What are the practical implications of this kind of compile-time checking? I will just quote Peyton-Jones and Launchbury:

It is possible to *encapsulate* stateful computations so that they appear to the rest of the program as pure (stateless) functions which are *guaranteed* by the type system to have no interactions whatever with other computations, whether stateful or otherwise (except via the values of arguments and results, of course).

Complete safety is maintained by this encapsulation. A program may contain an arbitrary number of stateful sub-computations, each simultaneously active, without concern that a mutable object from one might be mutated by another.

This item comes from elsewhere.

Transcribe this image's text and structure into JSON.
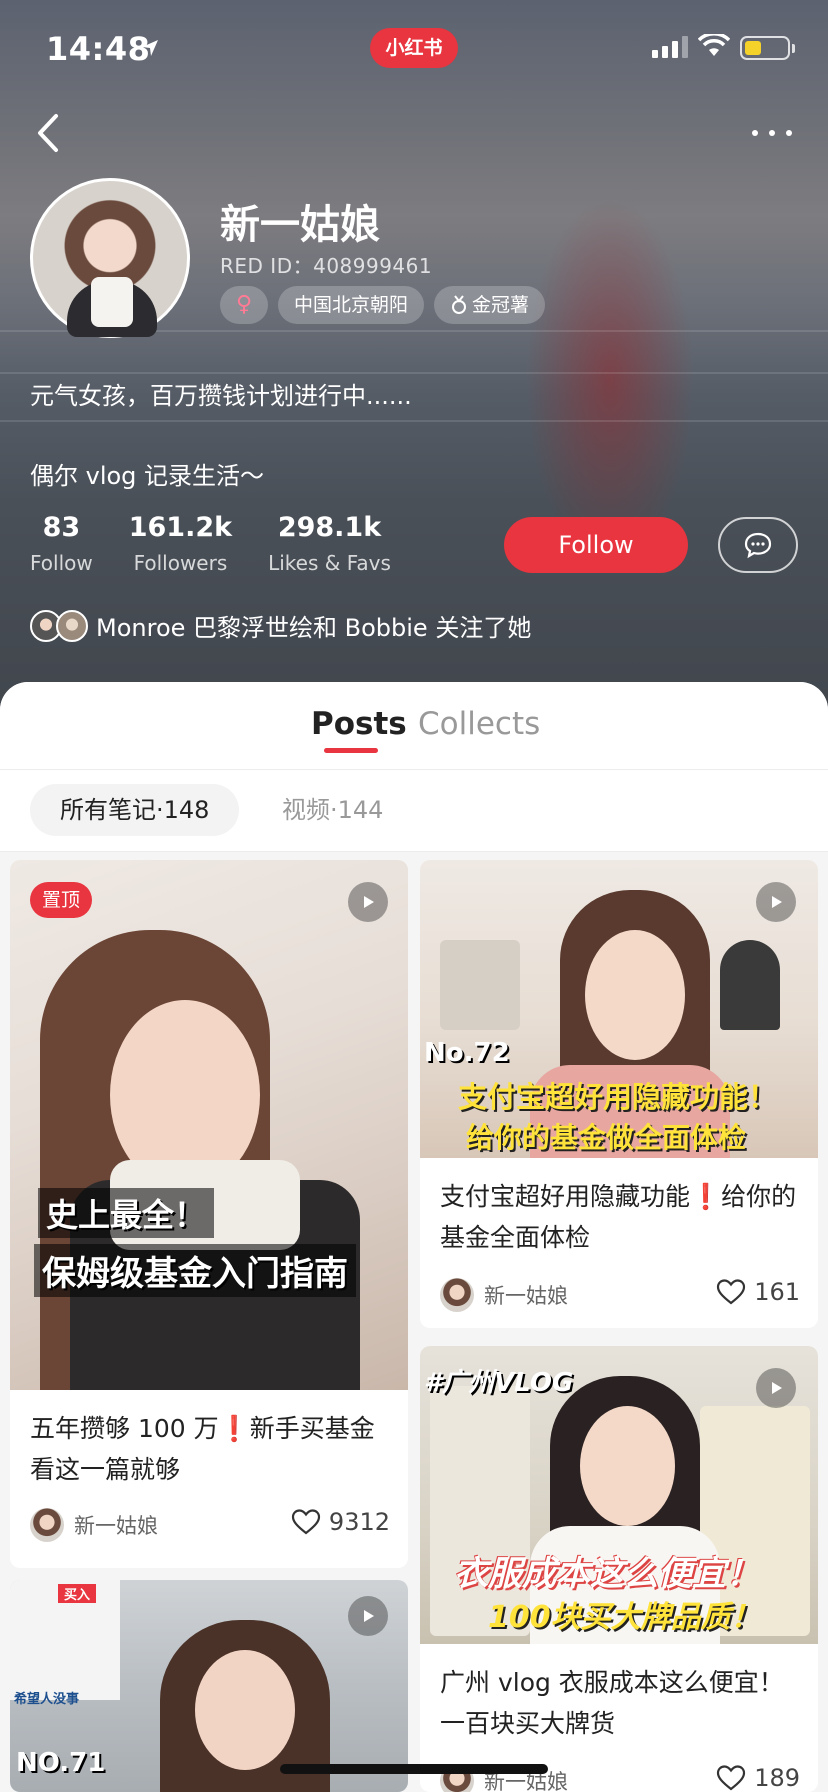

This can be taken much further than these simple examples. In Scalaz, we have STArrays, which are purely functional mutable arrays. There’s an example of a pure binsort which uses a mutable array for sorting.

This technique can be extrapolated to implement Monadic Regions (currently underway for Scalaz), which allows compile-time tracking of not just mutable arrays and references, but file handles, database connections, and any other resource we care to track.

What we have here then is essentially the beginnings of an effect system for Scala. This allows us to compose programs from referentially transparent components which are internally implemented with mutation and effects, while those effects are guaranteed by the type system to be transparent to the rest of the program.